At the end of the day, it was only a game of rugby league.
Coming little more than 24 hours after one of the most horrific events in New Zealand's history, no one needed reminding of that, least of all Stephen Kearney and his players.
The Warriors coach, like most of New Zealand, sat glued to the television on Saturday morning, taking in updates of the Christchurch terrorist attacks that left 49 people dead and the rest of the country in despair.
But once the decision was made for the Warriors' NRL season-opener against the Bulldogs to go ahead at Mt Smart Stadium, the team was determined to provide 80 minutes of distraction with a performance to be proud of.
Again, it has to be put into perspective; sporting contests can seem trivial in times like these. But for those who watched the Auckland club roll to a dominant 40-6 victory, including the 18,795 people at the ground, you could say it was a job well done.
"The magnitude of it all, I don't know if it's quite hit home to everyone," Kearney said.
"As footballers we get an opportunity to go out and see people and potentially have them clapping, smiling and cheering when we finish. That's 80 minutes of a bit of happiness after what's been a pretty horrific day or so.
"You've got to do your job first but there was a fair bit that went into the energy of executing that."
Kearney said the players were clearly affected by what had transpired on Friday, particularly Christchurch-born Jazz Tevaga.
On the eve of the match, the team held a dinner to get things "off their chest" with winger David Fusitu'a leading a prayer.
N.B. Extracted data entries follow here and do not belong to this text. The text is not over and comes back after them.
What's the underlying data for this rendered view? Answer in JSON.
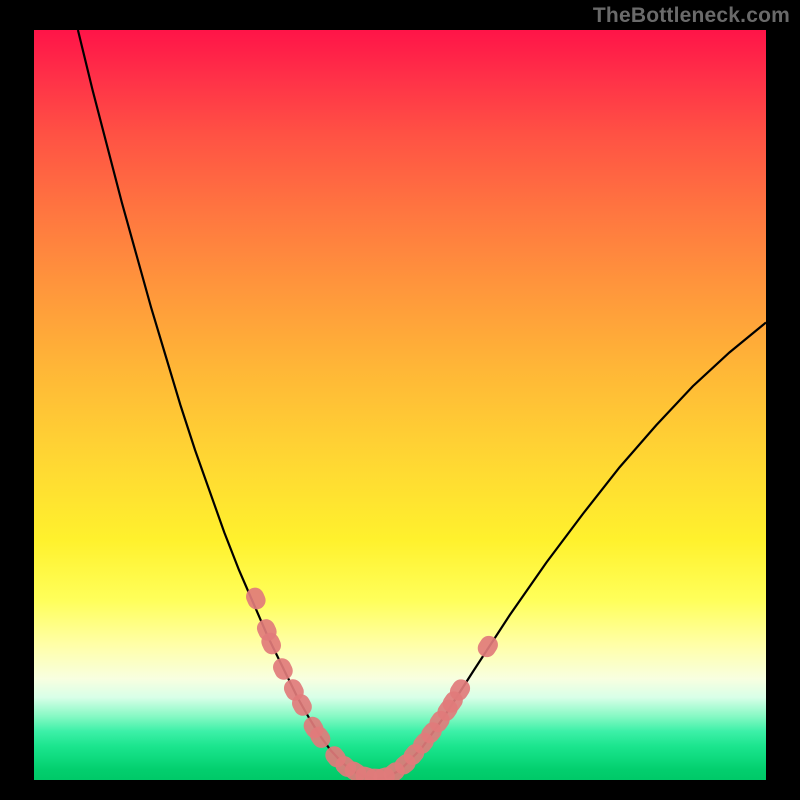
{
  "watermark": "TheBottleneck.com",
  "chart_data": {
    "type": "line",
    "title": "",
    "xlabel": "",
    "ylabel": "",
    "xlim": [
      0,
      100
    ],
    "ylim": [
      0,
      100
    ],
    "series": [
      {
        "name": "bottleneck-curve",
        "x": [
          6,
          8,
          10,
          12,
          14,
          16,
          18,
          20,
          22,
          24,
          26,
          28,
          30,
          32,
          34,
          36,
          37.5,
          39,
          40.5,
          42,
          43.5,
          45,
          46.5,
          48,
          50,
          53,
          56,
          60,
          65,
          70,
          75,
          80,
          85,
          90,
          95,
          100
        ],
        "y": [
          100,
          92,
          84.5,
          77,
          70,
          63,
          56.5,
          50,
          44,
          38.5,
          33,
          28,
          23.5,
          19,
          15,
          11,
          8.4,
          6,
          4,
          2.4,
          1.2,
          0.5,
          0.2,
          0.3,
          1.3,
          4.3,
          8.4,
          14.5,
          22,
          29,
          35.5,
          41.7,
          47.3,
          52.5,
          57,
          61
        ]
      }
    ],
    "markers": {
      "name": "highlighted-points",
      "color": "#e17b7b",
      "points": [
        {
          "x": 30.3,
          "y": 24.2
        },
        {
          "x": 31.8,
          "y": 20.0
        },
        {
          "x": 32.4,
          "y": 18.2
        },
        {
          "x": 34.0,
          "y": 14.8
        },
        {
          "x": 35.5,
          "y": 12.0
        },
        {
          "x": 36.6,
          "y": 10.0
        },
        {
          "x": 38.2,
          "y": 7.0
        },
        {
          "x": 39.1,
          "y": 5.7
        },
        {
          "x": 41.2,
          "y": 3.1
        },
        {
          "x": 42.6,
          "y": 1.8
        },
        {
          "x": 43.9,
          "y": 1.1
        },
        {
          "x": 45.4,
          "y": 0.5
        },
        {
          "x": 46.7,
          "y": 0.3
        },
        {
          "x": 47.8,
          "y": 0.4
        },
        {
          "x": 49.2,
          "y": 1.0
        },
        {
          "x": 50.7,
          "y": 2.1
        },
        {
          "x": 51.9,
          "y": 3.4
        },
        {
          "x": 53.2,
          "y": 4.9
        },
        {
          "x": 54.3,
          "y": 6.3
        },
        {
          "x": 55.4,
          "y": 7.8
        },
        {
          "x": 56.5,
          "y": 9.3
        },
        {
          "x": 57.2,
          "y": 10.4
        },
        {
          "x": 58.2,
          "y": 12.0
        },
        {
          "x": 62.0,
          "y": 17.8
        }
      ]
    },
    "background_gradient": {
      "direction": "vertical",
      "stops": [
        {
          "pos": 0.0,
          "color": "#ff1448"
        },
        {
          "pos": 0.3,
          "color": "#ff8a3e"
        },
        {
          "pos": 0.6,
          "color": "#ffe032"
        },
        {
          "pos": 0.82,
          "color": "#ffffa8"
        },
        {
          "pos": 0.9,
          "color": "#9cf9cc"
        },
        {
          "pos": 1.0,
          "color": "#00c968"
        }
      ]
    }
  }
}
They again discussed the occasion during a game-day meeting.
The Warriors wore black armbands and a minute's silence was observed by both teams after the national anthem was played.
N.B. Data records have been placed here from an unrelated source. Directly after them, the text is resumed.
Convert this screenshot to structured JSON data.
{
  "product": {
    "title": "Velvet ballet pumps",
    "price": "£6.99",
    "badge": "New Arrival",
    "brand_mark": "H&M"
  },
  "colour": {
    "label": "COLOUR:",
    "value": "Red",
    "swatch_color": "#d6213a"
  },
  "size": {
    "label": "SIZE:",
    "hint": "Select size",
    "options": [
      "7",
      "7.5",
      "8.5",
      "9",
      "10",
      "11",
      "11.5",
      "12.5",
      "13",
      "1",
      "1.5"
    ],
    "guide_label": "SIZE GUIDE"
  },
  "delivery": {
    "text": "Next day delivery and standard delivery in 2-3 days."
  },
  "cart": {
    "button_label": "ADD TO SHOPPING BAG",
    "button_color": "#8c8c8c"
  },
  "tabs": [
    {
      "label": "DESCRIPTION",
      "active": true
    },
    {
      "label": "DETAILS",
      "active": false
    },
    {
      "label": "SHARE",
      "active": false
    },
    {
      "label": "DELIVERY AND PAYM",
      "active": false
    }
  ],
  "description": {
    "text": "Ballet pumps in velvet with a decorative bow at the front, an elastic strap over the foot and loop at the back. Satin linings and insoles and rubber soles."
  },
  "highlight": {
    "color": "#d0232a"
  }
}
Additional security measures were put in place at Mt Smart, while chief executive Cameron George called for a show of public unity as the Warriors offered free entry in the hours before kick-off.
Kearney said it was about showing what the club stood for.
"That's exactly what it was. We're a footy club full of all types of people - Tongans, Samoans, Australians, everything," the coach added.
"I think it was really important we got on with things but we did it in a manner where people felt safe in our whare. I'm just pleased we were able to put on a performance that was worthy of that."
As for the game, Kearney could not have asked for anything more from his players.
They out-muscled the Bulldogs for much of the contest, while the backs, led by halfback Blake Green, produced a clinical display in the seven-try rout.
Green's new halves partner, Adam Keighran, made an encouraging start to his first grade career, providing the perfect foil to the senior playmaker and scoring on debut.
But he was just one of many who stood out as Solomone Kata bagged a double, Nathaniel Roache filled in admirably for hooker Issac Luke and skipper Roger Tuivasa-Sheck led from the front, as usual.
"I've been saying all along that all I expect of him is to fulfil his role in the team," Kearney said of Keighran. "He's got some pretty handy people around that can help him do that.
"He's got some improvement in him, which we all have. But I thought it was a good start. He's pretty happy. First NRL game and to have a win like that - I wish they were all like that."
The Warriors' next game is against the Wests Tigers at Campbelltown Stadium in Sydney on Sunday.